3) Our search results pages have the standard next/previous links, which would in theory cause spiders to hit pages recursively to infinity, what is the effect of this on SEO?
I understand that different spiders behave differently, but am mainly concerned with the big players, such as Google, Yahoo, MSN.
Note our Search results pages and paging links are not bot-friendly, in that they are not re-written and have a ?name=value query string, but from what I've seen spiders no longer just abort when they see the '?' as the results pages ARE getting indexed with decent page rank.
To be honest you are looking at nofollow wrong. Chances are the search spiders are already especially Google, Yahoo, and MSN searching the nofollow pages, because they still have to hit those pages to see if they have a noindex.
The real problem is nofollow doesn't actually mean don't follow, it just means don't pass on my reputation to this link. So unless you are aggressively blocking bots, which it doesn't sound like you are, changing the ROBOTS meta tag and robot commands on links will not effect performance because they are already hitting your site. To confirm this just look at your HTTP Server Log.
So my vote is that you will not see any problem with removing the robot limits.
I've seen Google index a calendar system that had relative links on each page through the end of time (Jan 19, 2038 - see: http://en.wikipedia.org/wiki/Year_2038_problem). We didn't notice the load on our servers until it exposed a bug in the source code dealing with dates in 2038.
I don't know about the other search engines, but Google offers a number of helpful tools for controlling how much the googlebot impacts your server infrastructure. See http://www.google.com/webmasters/.
There is an option in webmaster tools to set the crawl rate for your site.

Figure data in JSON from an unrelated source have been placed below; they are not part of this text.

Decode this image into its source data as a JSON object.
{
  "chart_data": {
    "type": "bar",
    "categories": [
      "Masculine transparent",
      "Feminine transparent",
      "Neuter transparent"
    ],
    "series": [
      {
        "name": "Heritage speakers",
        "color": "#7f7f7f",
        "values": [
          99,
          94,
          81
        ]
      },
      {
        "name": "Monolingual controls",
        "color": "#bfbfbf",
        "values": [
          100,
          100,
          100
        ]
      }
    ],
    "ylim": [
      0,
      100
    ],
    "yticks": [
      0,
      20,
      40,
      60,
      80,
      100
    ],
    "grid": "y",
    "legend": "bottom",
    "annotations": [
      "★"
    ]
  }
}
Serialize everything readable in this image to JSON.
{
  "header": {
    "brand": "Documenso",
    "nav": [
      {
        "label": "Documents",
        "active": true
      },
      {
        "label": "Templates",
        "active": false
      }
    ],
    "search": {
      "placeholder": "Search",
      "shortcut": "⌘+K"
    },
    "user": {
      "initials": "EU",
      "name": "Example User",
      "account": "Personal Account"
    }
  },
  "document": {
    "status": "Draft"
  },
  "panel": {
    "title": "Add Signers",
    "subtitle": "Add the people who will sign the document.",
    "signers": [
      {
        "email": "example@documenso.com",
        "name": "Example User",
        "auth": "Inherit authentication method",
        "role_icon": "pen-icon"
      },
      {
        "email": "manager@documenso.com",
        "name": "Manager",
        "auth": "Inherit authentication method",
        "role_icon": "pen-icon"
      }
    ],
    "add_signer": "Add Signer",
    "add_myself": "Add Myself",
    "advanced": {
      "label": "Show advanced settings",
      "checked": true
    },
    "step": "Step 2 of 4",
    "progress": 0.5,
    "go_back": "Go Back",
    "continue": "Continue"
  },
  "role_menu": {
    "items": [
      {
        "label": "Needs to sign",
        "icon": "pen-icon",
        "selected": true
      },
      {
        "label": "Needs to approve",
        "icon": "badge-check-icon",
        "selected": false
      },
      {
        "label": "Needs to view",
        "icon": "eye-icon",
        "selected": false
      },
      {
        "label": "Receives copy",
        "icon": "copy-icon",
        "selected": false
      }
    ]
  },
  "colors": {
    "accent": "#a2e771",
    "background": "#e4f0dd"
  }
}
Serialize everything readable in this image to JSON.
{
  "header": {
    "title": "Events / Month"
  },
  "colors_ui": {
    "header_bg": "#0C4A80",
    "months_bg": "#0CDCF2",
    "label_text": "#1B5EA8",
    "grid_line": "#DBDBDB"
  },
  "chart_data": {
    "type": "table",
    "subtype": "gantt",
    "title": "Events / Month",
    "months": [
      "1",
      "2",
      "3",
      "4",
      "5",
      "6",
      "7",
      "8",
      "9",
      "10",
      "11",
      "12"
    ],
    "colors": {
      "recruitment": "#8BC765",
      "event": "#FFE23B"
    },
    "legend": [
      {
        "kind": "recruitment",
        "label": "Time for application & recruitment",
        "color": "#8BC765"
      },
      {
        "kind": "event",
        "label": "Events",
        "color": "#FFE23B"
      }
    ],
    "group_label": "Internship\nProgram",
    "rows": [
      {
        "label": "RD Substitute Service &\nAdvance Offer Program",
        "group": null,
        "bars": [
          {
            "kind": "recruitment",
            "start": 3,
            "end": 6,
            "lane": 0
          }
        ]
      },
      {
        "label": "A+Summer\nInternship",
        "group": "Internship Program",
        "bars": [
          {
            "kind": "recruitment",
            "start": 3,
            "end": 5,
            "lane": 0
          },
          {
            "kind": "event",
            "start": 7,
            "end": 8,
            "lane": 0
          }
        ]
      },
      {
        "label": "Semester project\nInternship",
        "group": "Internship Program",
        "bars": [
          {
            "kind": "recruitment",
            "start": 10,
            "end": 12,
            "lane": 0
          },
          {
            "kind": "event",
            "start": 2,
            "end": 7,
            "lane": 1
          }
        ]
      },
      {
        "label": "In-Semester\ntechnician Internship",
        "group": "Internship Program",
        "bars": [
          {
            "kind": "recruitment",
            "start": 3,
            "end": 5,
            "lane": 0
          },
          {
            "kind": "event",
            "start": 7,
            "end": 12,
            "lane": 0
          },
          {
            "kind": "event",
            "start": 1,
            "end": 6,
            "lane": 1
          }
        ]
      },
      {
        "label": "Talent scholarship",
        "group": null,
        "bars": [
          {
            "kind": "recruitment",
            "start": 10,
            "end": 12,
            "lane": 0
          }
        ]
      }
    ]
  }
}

Google bots are pretty intelligent about not traversing an entire database of dynamically-generated pages, as long as the URLs give some hint that they are dynamic (i.e. file extension of .asp or .jsp, etc. and numeric ids as query parameters). If you use rewrite rules to make your URLs "friendly", then the bots have a harder time determining whether or not it's a static page they are reading or a dynamically generated page. See this Google article for more information about dynamic vs. static URLs.
You may also want to consider creating a Google Sitemap to give the bots a better idea about what pages on your site can be indexed and which cannot.